Kubilay’a ve Cumhuriyet şehitlerine saygıyla
Devrim Şehidi KUBİLAY'ı anarken:
DEMOKRASİDE CEMAAT-TARİKAT ÖRGÜTLENMESİ MEŞRU
DEĞİLDİR!
Prof. Dr. Özer OZANKAYA
23 Aralık 1930 günü, İstanbul’dan yönetilen, beyinleri yıkanmış bir bölüm Nakşibendi tarikatı üyesi, Derviş Mehmet’in ardında ve “şeriat getire-ceğiz!” çığırtıları eşliğinde, ellerinde yeşil bayrak, Menemen’i bastılar.
Tarikat güdümlü, robotlaşmış, gözü dönmüş bu kişiler, engel olmak isteyen Yedeksubay öğretmen Mustafa Fehmi Kubilay’ı tüfekle vurdular, sonra da bağ testeresiyle başını kesip mızrağa taktılar; bu arada göreve koşan iki bekçiyi daha şehit ettiler.
Gerçi suçlular yakalanıp, 28′i yargılanarak 3 Şubatta asıldılar.

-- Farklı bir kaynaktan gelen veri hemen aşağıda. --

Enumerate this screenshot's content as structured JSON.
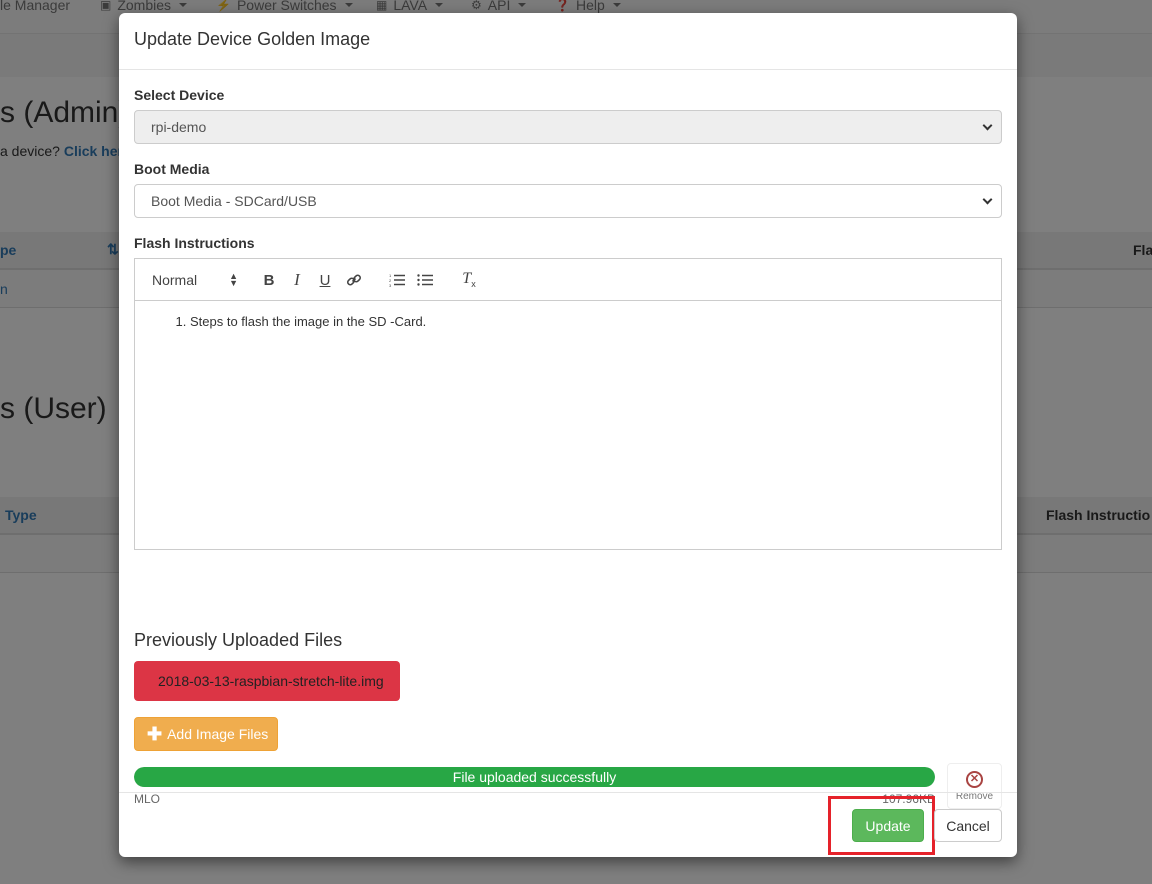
{
  "navbar": {
    "items": [
      {
        "label": "le Manager",
        "icon": ""
      },
      {
        "label": "Zombies",
        "icon": "zombie-icon"
      },
      {
        "label": "Power Switches",
        "icon": "bolt-icon"
      },
      {
        "label": "LAVA",
        "icon": "table-icon"
      },
      {
        "label": "API",
        "icon": "gear-icon"
      },
      {
        "label": "Help",
        "icon": "question-icon"
      }
    ]
  },
  "background": {
    "admin_heading": "s (Admin)",
    "admin_subtext": "a device?",
    "admin_link": "Click her",
    "admin_col1": "pe",
    "admin_col_flash": "Fla",
    "admin_row_text": "n",
    "user_heading": "s (User)",
    "user_col1": "Type",
    "user_col_flash": "Flash Instructio"
  },
  "modal": {
    "title": "Update Device Golden Image",
    "select_device_label": "Select Device",
    "select_device_value": "rpi-demo",
    "boot_media_label": "Boot Media",
    "boot_media_value": "Boot Media - SDCard/USB",
    "flash_label": "Flash Instructions",
    "editor": {
      "format": "Normal",
      "content_items": [
        "Steps to flash the image in the SD -Card."
      ]
    },
    "uploaded_title": "Previously Uploaded Files",
    "uploaded_file": "2018-03-13-raspbian-stretch-lite.img",
    "add_button": "Add Image Files",
    "upload": {
      "status": "File uploaded successfully",
      "progress_percent": 100,
      "file_name": "MLO",
      "file_size": "107.96KB",
      "remove_label": "Remove"
    },
    "footer": {
      "update": "Update",
      "cancel": "Cancel"
    }
  },
  "colors": {
    "danger": "#dc3545",
    "warning": "#f0ad4e",
    "success": "#5cb85c",
    "progress": "#28a745",
    "highlight": "#e5222a"
  }
}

Ancak bu olay, Cumhuriyet’in çoğulcu demokrasiyi gerçekleştirme amacını Türk ulusuna çok görüp demokrasiyi yıkmak için kullanmak isteyen, yabancı sömürgeci devletlerin güdümündeki ortaçağcıl örgütlü güçlerin varlığını ve yıkıcı tehlikesini daha o zaman kanıtladı.
Bugün de “cemaat, tarikat” örgütlerinin Türkiye Cumhuriyeti’nin siyasal, hukuksal, eğitsel, .. kurumlarında açıkça etkin aktör oluşunu siyasetçilerin, hukukçuların, bilim, düşün, sanat insanlarının, basının saygıdeğer yazarlarının, sendika ve meslek odaları başta olmak üzere tüm sivil toplum kuruluşlarının, … sanki olağan bir durummuş gibi karşılamaları, CEMAAT-TARİKAT ÖRGÜTLENMELERİNİN VE BUNLARLA İŞBİRLİĞİ YAPAN SİYASAL KURUM VE KİŞİLİKLERİN DEMOKRASİDE MEŞRU YERİ OLAMAYACAĞI GERÇEĞİNİ yüksek sesle haykır(a)mamaları, bugün çıkar bölüşmesinde kavga eden bu ortakların demokrasi düşmanlığında her an yeniden birleşebileceklerini gözardı etmeleri, Kubilay’ın ve O’ndan sonra yine demokrasi düşmanlarınca katledilen CUMHURİYET ŞEHİTLERİnin anılarına yapılan büyük bir saygısızlık olmaktadır, kanısındayım.
Kubilay’ı ve bütün Cumhuriyet şehitlerini en derin saygıyla anıyoruz.